Over the years, he's purchased three laptop computers, two high-definition televisions and countless other products.
"I always enjoyed a great rapport with the people," he said.
Liquidator Hudson Capital Partners said closing sales, which could begin as early as Saturday, will start with discounts up to 30 percent.
It's still unclear what will happen to Circuit City's 765 retail stores and dealer outlets in Canada, as there are still bids for the Canadian business.
And while analysts said the loss of Circuit City will be a big blow to malls and other shopping centers, it will also prove a blow to Lexmark and its struggling inkjet printer division.
Seven different Lexmark printer models, including a few exclusive to Circuit City, were on the shelves at Lexington's location on Friday afternoon. The store also had three more closeout models. Lexmark's presence was greater than all other printer manufacturers except for leader HP.

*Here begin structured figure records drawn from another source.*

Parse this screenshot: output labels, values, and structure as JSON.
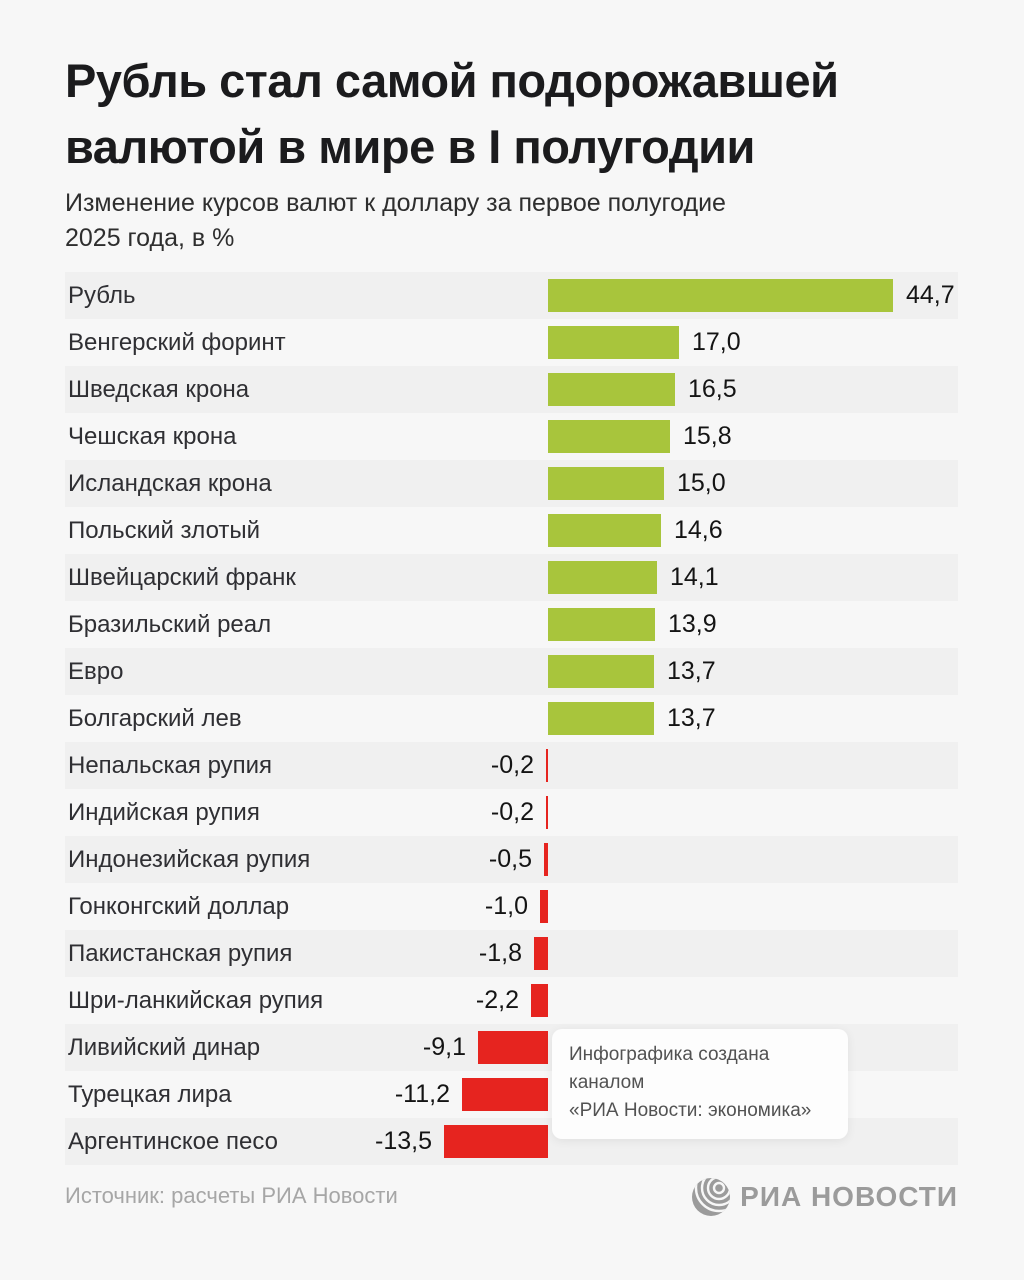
{
  "header": {
    "title": "Рубль стал самой подорожавшей\nвалютой в мире в I полугодии",
    "subtitle": "Изменение курсов валют к доллару за первое полугодие\n2025 года, в %"
  },
  "chart_data": {
    "type": "bar",
    "orientation": "horizontal",
    "title": "Рубль стал самой подорожавшей валютой в мире в I полугодии",
    "subtitle": "Изменение курсов валют к доллару за первое полугодие 2025 года, в %",
    "unit": "%",
    "categories": [
      "Рубль",
      "Венгерский форинт",
      "Шведская крона",
      "Чешская крона",
      "Исландская крона",
      "Польский злотый",
      "Швейцарский франк",
      "Бразильский реал",
      "Евро",
      "Болгарский лев",
      "Непальская рупия",
      "Индийская рупия",
      "Индонезийская рупия",
      "Гонконгский доллар",
      "Пакистанская рупия",
      "Шри-ланкийская рупия",
      "Ливийский динар",
      "Турецкая лира",
      "Аргентинское песо"
    ],
    "values": [
      44.7,
      17.0,
      16.5,
      15.8,
      15.0,
      14.6,
      14.1,
      13.9,
      13.7,
      13.7,
      -0.2,
      -0.2,
      -0.5,
      -1.0,
      -1.8,
      -2.2,
      -9.1,
      -11.2,
      -13.5
    ],
    "value_labels": [
      "44,7",
      "17,0",
      "16,5",
      "15,8",
      "15,0",
      "14,6",
      "14,1",
      "13,9",
      "13,7",
      "13,7",
      "-0,2",
      "-0,2",
      "-0,5",
      "-1,0",
      "-1,8",
      "-2,2",
      "-9,1",
      "-11,2",
      "-13,5"
    ],
    "xlim": [
      -14,
      45
    ],
    "grid": false,
    "legend": false
  },
  "colors": {
    "positive_bar": "#a8c53c",
    "negative_bar": "#e6241f",
    "row_band": "#f0f0f0",
    "page_background": "#f7f7f7",
    "title_text": "#1b1b1d",
    "label_text": "#2f2f33",
    "muted_text": "#a6a6a6",
    "logo_gray": "#9b9b9b"
  },
  "annotation": {
    "text": "Инфографика создана каналом\n«РИА Новости: экономика»"
  },
  "footer": {
    "source": "Источник: расчеты РИА Новости",
    "logo_text": "РИА НОВОСТИ",
    "logo_icon": "globe-icon"
  }
}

A Lexmark spokesman declined to comment on Circuit City's closing, as the company is in a quiet period prior to its fourth-quarter earnings announcement later this month. The company revised that earnings forecast earlier this week, saying it would be lower than expected because of weaker demand for printers given the economy, as well as other factors.
Included in that announcement was that the number of inkjet printers sold during the quarter dropped 43 percent compared to a year earlier.
Lexmark will now have one less electronics store to rely on for distribution. Circuit City rival Best Buy dropped the company's printers from its stores last year, opting to sell them only on BestBuy.com.
A search of BestBuy.com on Friday showed only one printer that may be available in stores, and that model is not at any store in Kentucky.
Tom Carpenter, vice president and senior equity analyst at Hilliard Lyons in Louisville, said this week that Lexmark's "continued significant decline in inkjet unit sales brings the question again of the viability of the inkjet division. If they don't get more shelf space this year, I think the writing's on the wall."
And in another blow, Lexmark could end up out some money to Circuit City. The company was among Circuit City's top 50 creditors, according to its bankruptcy filing, and was owed nearly $3 million.